More about HKUST
Visual analytics of temporal event data
PhD Thesis Proposal Defence
Title: "Visual analytics of temporal event data"
by
Mr. Yuanzhe CHEN
Abstract:
Temporal event sequences are becoming increasingly important in many
application domains such as website click streams, user interaction logs,
electronic health records and car service records. However, a real-world
dataset with a large number of event sequences of varying lengths is
complex and difficult to analyze. Visual analytics has been proven as an
effective approach to understanding such large amounts of data. For
example, by visually highlighting the common behaviors of website click
streams, usability issues and user behavior patterns can be identified to
inform better designs of the interface. In this thesis, we follow the
research in the area of event sequence visualization and report three
works in developing visual analytics techniques for temporal event data
from various application domains.
In the first work, we propose a novel visualization technique based on the
minimum description length (MDL) principle to construct a coarse-level
overview of event sequence data while balancing the information loss in
it. The method addresses a fundamental trade-off in visualization design:
reducing visual clutter vs. increasing the information content in a
visualization. The method enables simultaneous sequence clustering and
pattern extraction and is highly tolerant to noises such as missing or
additional events in the data. Based on this approach we propose a visual
analytics framework with multiple levels-of-detail to facilitate
interactive data exploration. We demonstrate the usability and
effectiveness of our approach through case studies with two real-world
datasets. One dataset showcases a new application domain for event
sequence visualization, i.e., fault development path analysis in vehicles
for predictive maintenance. We also discuss the strengths and limitations
of the proposed method based on user feedback.

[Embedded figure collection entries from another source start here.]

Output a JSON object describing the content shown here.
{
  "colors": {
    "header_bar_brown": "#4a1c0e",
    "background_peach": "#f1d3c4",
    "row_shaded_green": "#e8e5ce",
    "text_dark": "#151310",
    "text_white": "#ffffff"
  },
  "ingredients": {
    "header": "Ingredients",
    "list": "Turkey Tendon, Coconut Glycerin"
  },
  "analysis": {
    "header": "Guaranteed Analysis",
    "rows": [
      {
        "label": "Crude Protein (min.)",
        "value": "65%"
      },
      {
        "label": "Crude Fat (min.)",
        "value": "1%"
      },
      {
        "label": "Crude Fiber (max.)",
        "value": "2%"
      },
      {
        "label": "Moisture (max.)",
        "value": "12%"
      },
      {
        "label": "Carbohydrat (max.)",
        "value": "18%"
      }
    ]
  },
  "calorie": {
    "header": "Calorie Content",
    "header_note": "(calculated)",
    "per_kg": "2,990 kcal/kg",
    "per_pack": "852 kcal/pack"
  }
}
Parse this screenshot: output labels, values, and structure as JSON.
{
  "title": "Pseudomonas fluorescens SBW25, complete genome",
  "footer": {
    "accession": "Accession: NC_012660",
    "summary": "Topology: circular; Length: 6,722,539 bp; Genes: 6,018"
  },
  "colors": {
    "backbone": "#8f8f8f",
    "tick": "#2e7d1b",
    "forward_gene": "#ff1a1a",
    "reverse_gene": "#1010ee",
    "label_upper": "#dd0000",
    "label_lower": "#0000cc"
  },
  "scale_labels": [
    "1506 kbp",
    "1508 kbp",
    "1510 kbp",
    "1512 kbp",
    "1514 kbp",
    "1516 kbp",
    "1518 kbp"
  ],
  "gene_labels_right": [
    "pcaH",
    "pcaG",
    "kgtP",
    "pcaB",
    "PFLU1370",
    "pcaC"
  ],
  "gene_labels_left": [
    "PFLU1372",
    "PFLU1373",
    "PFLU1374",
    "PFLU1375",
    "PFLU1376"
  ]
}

In the second work, we study the temporal event data related to a specific
application domain, i.e., the web click streams in Massive Open Online
Courses (MOOCs). To be more specific, we try to understand the dropout
behavior in such data. To tackle this problem, we introduce a
comprehensive visual analytics system which not only helps instructors and
education experts understand the reasons for the dropout, but also allows
researchers to identify crucial features which can further improve the
performance of the models. Both the heterogeneous data extracted from
three different kinds of learner activity logs (i.e., clickstream, forum
posts and homework records) and the predicted results are visualized in
the proposed system.
The third work focus on the stage, that is, a frequently occurring
subsequence in the dataset. We introduce a novel visualization technique
to summarize event sequence data into a set of stage progression patterns.

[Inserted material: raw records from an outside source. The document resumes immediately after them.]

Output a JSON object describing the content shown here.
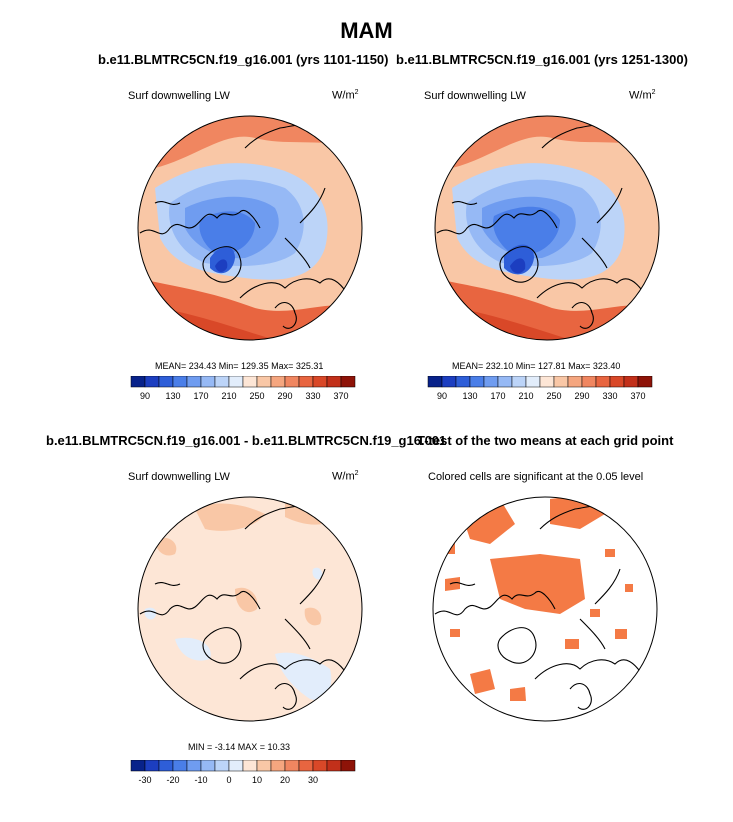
{
  "figure": {
    "title": "MAM"
  },
  "panels": {
    "p1": {
      "title": "b.e11.BLMTRC5CN.f19_g16.001 (yrs 1101-1150)",
      "variable": "Surf downwelling LW",
      "units_base": "W/m",
      "units_exp": "2",
      "stats": "MEAN= 234.43  Min= 129.35  Max= 325.31"
    },
    "p2": {
      "title": "b.e11.BLMTRC5CN.f19_g16.001 (yrs 1251-1300)",
      "variable": "Surf downwelling LW",
      "units_base": "W/m",
      "units_exp": "2",
      "stats": "MEAN= 232.10  Min= 127.81  Max= 323.40"
    },
    "p3": {
      "title": "b.e11.BLMTRC5CN.f19_g16.001 - b.e11.BLMTRC5CN.f19_g16.001",
      "variable": "Surf downwelling LW",
      "units_base": "W/m",
      "units_exp": "2",
      "stats": "MIN =  -3.14 MAX =  10.33"
    },
    "p4": {
      "title": "T-test of the two means at each grid point",
      "subtitle": "Colored cells are significant at the 0.05 level"
    }
  },
  "colorbars": {
    "absolute": {
      "colors": [
        "#08228a",
        "#1c3ec0",
        "#2e5ed8",
        "#4a7ee8",
        "#6f9cf0",
        "#96b9f5",
        "#bcd4f8",
        "#e2edfb",
        "#fde6d6",
        "#f9c7a6",
        "#f5a67f",
        "#f08660",
        "#e86540",
        "#d94828",
        "#c2301a",
        "#8e1308"
      ],
      "tick_labels": [
        "90",
        "130",
        "170",
        "210",
        "250",
        "290",
        "330",
        "370"
      ]
    },
    "difference": {
      "colors": [
        "#08228a",
        "#1c3ec0",
        "#2e5ed8",
        "#4a7ee8",
        "#6f9cf0",
        "#96b9f5",
        "#bcd4f8",
        "#e2edfb",
        "#fde6d6",
        "#f9c7a6",
        "#f5a67f",
        "#f08660",
        "#e86540",
        "#d94828",
        "#c2301a",
        "#8e1308"
      ],
      "tick_labels": [
        "-30",
        "-20",
        "-10",
        "0",
        "10",
        "20",
        "30"
      ]
    }
  },
  "colors": {
    "significant": "#f47a45",
    "coast": "#000000"
  }
}
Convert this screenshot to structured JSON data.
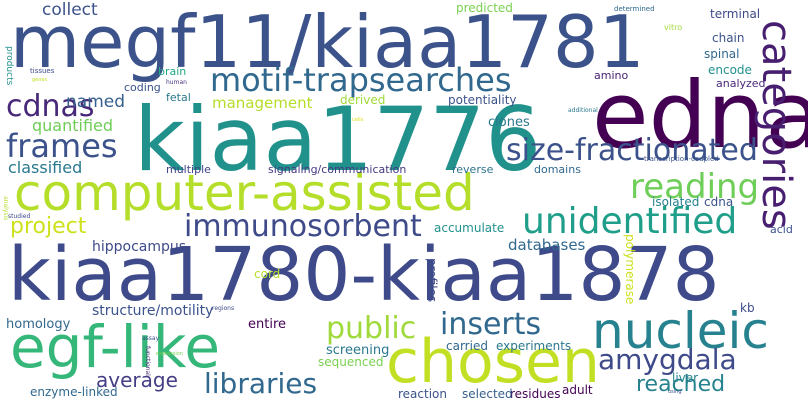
{
  "words": [
    {
      "text": "megf11/kiaa1781",
      "color": "#3b528b"
    },
    {
      "text": "kiaa1776",
      "color": "#21918c"
    },
    {
      "text": "edna",
      "color": "#440154"
    },
    {
      "text": "computer-assisted",
      "color": "#b5de2b"
    },
    {
      "text": "kiaa1780-kiaa1878",
      "color": "#3e4a89"
    },
    {
      "text": "egf-like",
      "color": "#35b779"
    },
    {
      "text": "chosen",
      "color": "#c2df23"
    },
    {
      "text": "nucleic",
      "color": "#26828e"
    },
    {
      "text": "motif-trapsearches",
      "color": "#31688e"
    },
    {
      "text": "categories",
      "color": "#481f70"
    },
    {
      "text": "size-fractionated",
      "color": "#3b528b"
    },
    {
      "text": "unidentified",
      "color": "#1f9e89"
    },
    {
      "text": "reading",
      "color": "#6ece58"
    },
    {
      "text": "immunosorbent",
      "color": "#3e4a89"
    },
    {
      "text": "frames",
      "color": "#3b528b"
    },
    {
      "text": "cdnas",
      "color": "#482878"
    },
    {
      "text": "public",
      "color": "#9fda3a"
    },
    {
      "text": "inserts",
      "color": "#31688e"
    },
    {
      "text": "amygdala",
      "color": "#3e4a89"
    },
    {
      "text": "libraries",
      "color": "#31688e"
    },
    {
      "text": "reached",
      "color": "#26828e"
    },
    {
      "text": "average",
      "color": "#433e85"
    },
    {
      "text": "project",
      "color": "#cde11d"
    },
    {
      "text": "collect",
      "color": "#3b528b"
    },
    {
      "text": "named",
      "color": "#355f8d"
    },
    {
      "text": "quantified",
      "color": "#6ece58"
    },
    {
      "text": "classified",
      "color": "#2a788e"
    },
    {
      "text": "management",
      "color": "#b5de2b"
    },
    {
      "text": "hippocampus",
      "color": "#3e4a89"
    },
    {
      "text": "databases",
      "color": "#31688e"
    },
    {
      "text": "structure/motility",
      "color": "#3b528b"
    },
    {
      "text": "homology",
      "color": "#31688e"
    },
    {
      "text": "entire",
      "color": "#440154"
    },
    {
      "text": "screening",
      "color": "#2a788e"
    },
    {
      "text": "clones",
      "color": "#2a788e"
    },
    {
      "text": "predicted",
      "color": "#7ad151"
    },
    {
      "text": "terminal",
      "color": "#3e4a89"
    },
    {
      "text": "chain",
      "color": "#3b528b"
    },
    {
      "text": "spinal",
      "color": "#31688e"
    },
    {
      "text": "encode",
      "color": "#21918c"
    },
    {
      "text": "analyzed",
      "color": "#482878"
    },
    {
      "text": "amino",
      "color": "#481f70"
    },
    {
      "text": "potentiality",
      "color": "#3b528b"
    },
    {
      "text": "derived",
      "color": "#a0da39"
    },
    {
      "text": "fetal",
      "color": "#2a788e"
    },
    {
      "text": "coding",
      "color": "#3b528b"
    },
    {
      "text": "brain",
      "color": "#22a884"
    },
    {
      "text": "determined",
      "color": "#31688e"
    },
    {
      "text": "vitro",
      "color": "#a0da39"
    },
    {
      "text": "products",
      "color": "#21918c"
    },
    {
      "text": "tissues",
      "color": "#3e4a89"
    },
    {
      "text": "human",
      "color": "#46337e"
    },
    {
      "text": "additional",
      "color": "#2a788e"
    },
    {
      "text": "transcription-coupled",
      "color": "#3b528b"
    },
    {
      "text": "multiple",
      "color": "#414487"
    },
    {
      "text": "signaling/communication",
      "color": "#443983"
    },
    {
      "text": "reverse",
      "color": "#2c728e"
    },
    {
      "text": "domains",
      "color": "#31688e"
    },
    {
      "text": "isolated",
      "color": "#26828e"
    },
    {
      "text": "cdna",
      "color": "#3b528b"
    },
    {
      "text": "accumulate",
      "color": "#21918c"
    },
    {
      "text": "acid",
      "color": "#3b528b"
    },
    {
      "text": "cord",
      "color": "#b5de2b"
    },
    {
      "text": "profiles",
      "color": "#3e4a89"
    },
    {
      "text": "polymerase",
      "color": "#cde11d"
    },
    {
      "text": "kb",
      "color": "#3e4a89"
    },
    {
      "text": "carried",
      "color": "#31688e"
    },
    {
      "text": "experiments",
      "color": "#2a788e"
    },
    {
      "text": "sequenced",
      "color": "#7ad151"
    },
    {
      "text": "liver",
      "color": "#26828e"
    },
    {
      "text": "adult",
      "color": "#440154"
    },
    {
      "text": "residues",
      "color": "#440154"
    },
    {
      "text": "selected",
      "color": "#355f8d"
    },
    {
      "text": "reaction",
      "color": "#3b528b"
    },
    {
      "text": "enzyme-linked",
      "color": "#31688e"
    },
    {
      "text": "regions",
      "color": "#3e4a89"
    },
    {
      "text": "assay",
      "color": "#3b528b"
    },
    {
      "text": "functional",
      "color": "#482878"
    },
    {
      "text": "studied",
      "color": "#3e4a89"
    },
    {
      "text": "analysis",
      "color": "#b5de2b"
    },
    {
      "text": "expression",
      "color": "#7ad151"
    },
    {
      "text": "genes",
      "color": "#c2df23"
    },
    {
      "text": "cells",
      "color": "#dde318"
    },
    {
      "text": "using",
      "color": "#3b528b"
    }
  ]
}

The resulting overview is more concise compared with event-level
summarization and supports level-of-detail exploration. We further present
a visual analytics system with four linked views, which are stage view,
overview, tree view and sequences view to help users explore the data.
Date: Wednesday, 1 August 2018
Time: 10:30am - 12:30pm
Venue: Room 3494
(lifts 25/26)
Committee Members: Prof. Cunsheng Ding (Supervisor)
Prof. Huamin Qu (Chairperson)
Dr. Xiaojuan Ma
Dr. Raymond Wong
**** ALL are Welcome ****